Most companies get patent protection to protect a product.
This is the first line of defense and is the most simplistic manner to use patents. In this case, the business interest is two fold. The primary goal is to prevent competitors from directly infringing the product going out the door and the secondary goal is to set up a defensive perimeter that will protect as many product generations as possible.
Patents in this category tend to define the product in a lot of detail, with as many options and variations of the product as possible. The claims are drafted by picking out the most important business-related features of the product. Often, several independent claims may be needed to cover all the possible variations of the product that, from a business standpoint, we wish to prevent from entering the marketplace.
The claims need to focus on the “business-related” features of the product. This means finding those aspects of the product that give the company a competitive advantage. It may be something that adds functionality to the product, something that reduces the cost, or a distinctive feature that would be difficult to design around.
The “business-related” features can be evaluated in economic terms.

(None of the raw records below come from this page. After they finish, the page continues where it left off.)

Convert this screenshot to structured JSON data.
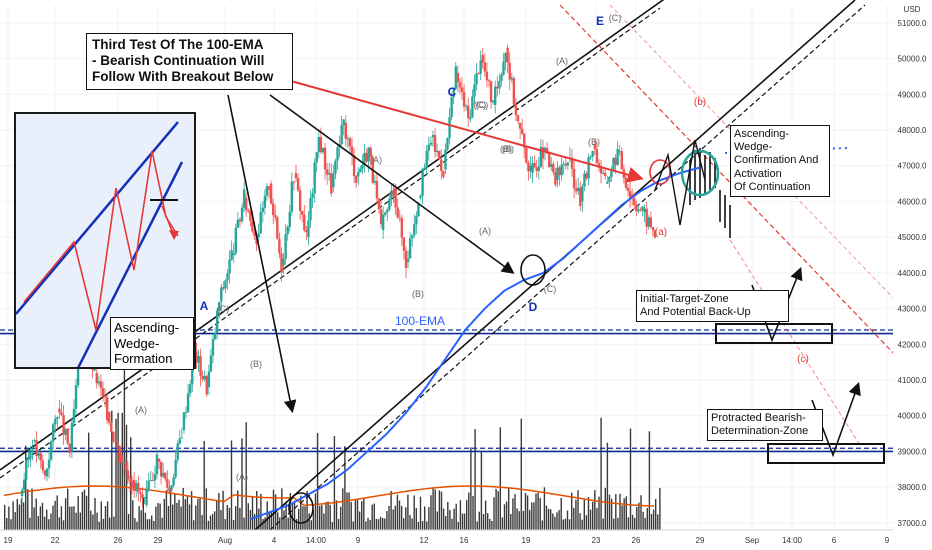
{
  "chart_data": {
    "type": "candlestick",
    "currency_label": "USD",
    "y_ticks": [
      37000,
      38000,
      39000,
      40000,
      41000,
      42000,
      43000,
      44000,
      45000,
      46000,
      47000,
      48000,
      49000,
      50000,
      51000
    ],
    "y_tick_labels": [
      "37000.0",
      "38000.0",
      "39000.0",
      "40000.0",
      "41000.0",
      "42000.0",
      "43000.0",
      "44000.0",
      "45000.0",
      "46000.0",
      "47000.0",
      "48000.0",
      "49000.0",
      "50000.0",
      "51000.0"
    ],
    "ylim": [
      36800,
      51500
    ],
    "x_tick_labels": [
      "19",
      "22",
      "26",
      "29",
      "Aug",
      "4",
      "14:00",
      "9",
      "12",
      "16",
      "19",
      "23",
      "26",
      "29",
      "Sep",
      "14:00",
      "6",
      "9"
    ],
    "price_labels": [
      {
        "value": 42400,
        "label": "42400.0"
      },
      {
        "value": 42300,
        "label": "42300.0"
      },
      {
        "value": 39090,
        "label": "39090.0"
      },
      {
        "value": 39000,
        "label": "39000.0"
      }
    ],
    "horizontal_levels": [
      42400,
      42300,
      39090,
      39000
    ],
    "price_path": [
      37750,
      39300,
      38300,
      40200,
      39000,
      42400,
      41200,
      40100,
      38900,
      38200,
      37500,
      38800,
      37900,
      39600,
      41800,
      40800,
      43200,
      44500,
      46100,
      45000,
      46500,
      44200,
      46800,
      45000,
      47800,
      46400,
      48200,
      46700,
      47500,
      45200,
      46400,
      44300,
      46100,
      47800,
      46900,
      49600,
      48300,
      50100,
      48700,
      50300,
      48200,
      46800,
      47400,
      46600,
      47200,
      46000,
      47600,
      46500,
      47400,
      46200,
      45700,
      45100
    ],
    "ema_100_path": [
      37100,
      37300,
      37500,
      37800,
      38100,
      38500,
      39000,
      39500,
      40100,
      40800,
      41600,
      42400,
      43000,
      43500,
      43800,
      44000,
      44400,
      44900,
      45400,
      45900,
      46300,
      46600,
      46800,
      46950
    ],
    "wave_labels": [
      "A",
      "(C)",
      "(B)",
      "(A)",
      "(A)",
      "(B)",
      "(A)",
      "(C)",
      "(B)",
      "C",
      "(C)",
      "(B)",
      "(A)",
      "(C)",
      "D",
      "(B)",
      "(A)",
      "E",
      "(C)",
      "(b)",
      "(a)",
      "(c)"
    ],
    "ema_label": "100-EMA",
    "callouts": {
      "third_test": [
        "Third Test Of The 100-EMA",
        "- Bearish Continuation Will",
        "Follow With Breakout Below"
      ],
      "confirmation": [
        "Ascending-Wedge-",
        "Confirmation And",
        "Activation",
        "Of Continuation"
      ],
      "initial_target": [
        "Initial-Target-Zone",
        "And Potential Back-Up"
      ],
      "protracted": [
        "Protracted Bearish-",
        "Determination-Zone"
      ],
      "inset": [
        "Ascending-",
        "Wedge-",
        "Formation"
      ]
    },
    "colors": {
      "candle_up": "#26a69a",
      "candle_down": "#ef5350",
      "ema": "#2962ff",
      "levels": "#0d2c8c",
      "arrow_red": "#e53935",
      "volume": "#3a3a3a",
      "volume_ma": "#e65100",
      "wedge": "#111111",
      "channel_red": "#e53935"
    }
  }
}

An invention that justifies a higher asking price, one that reduces the production cost by a certain amount, or one where the costs to design around are quantifiable, can be quantified in dollars and cents. When this type of economic analysis is possible, we have a good estimate of the relative value of the invention.
When writing these types of patents, the discussion with the inventor and business manager include competitor’s products, what the next generation or two of the existing product will include, and which features of the existing product give it a competitive edge. We start with the competitive advantage of the client’s products as compared to the competitor’s products, then map the future upgrades or changes to the product, and envision how the competitors will respond, all the while focusing on protecting the client’s core competencies and strengths.
Often, the timeframe envisioned for these types of patents are two or three product cycles. Because the products may evolve significantly over time, the business manager must understand that a majority of the patent protection will be in the initial two product cycles and may diminish over time.
This type of patent protection requires a large amount of input from the business and marketing side of the client, and not just the technology side. Without the marketing information, critical issues may be overlooked and the patent may have much less value to the client than it could have.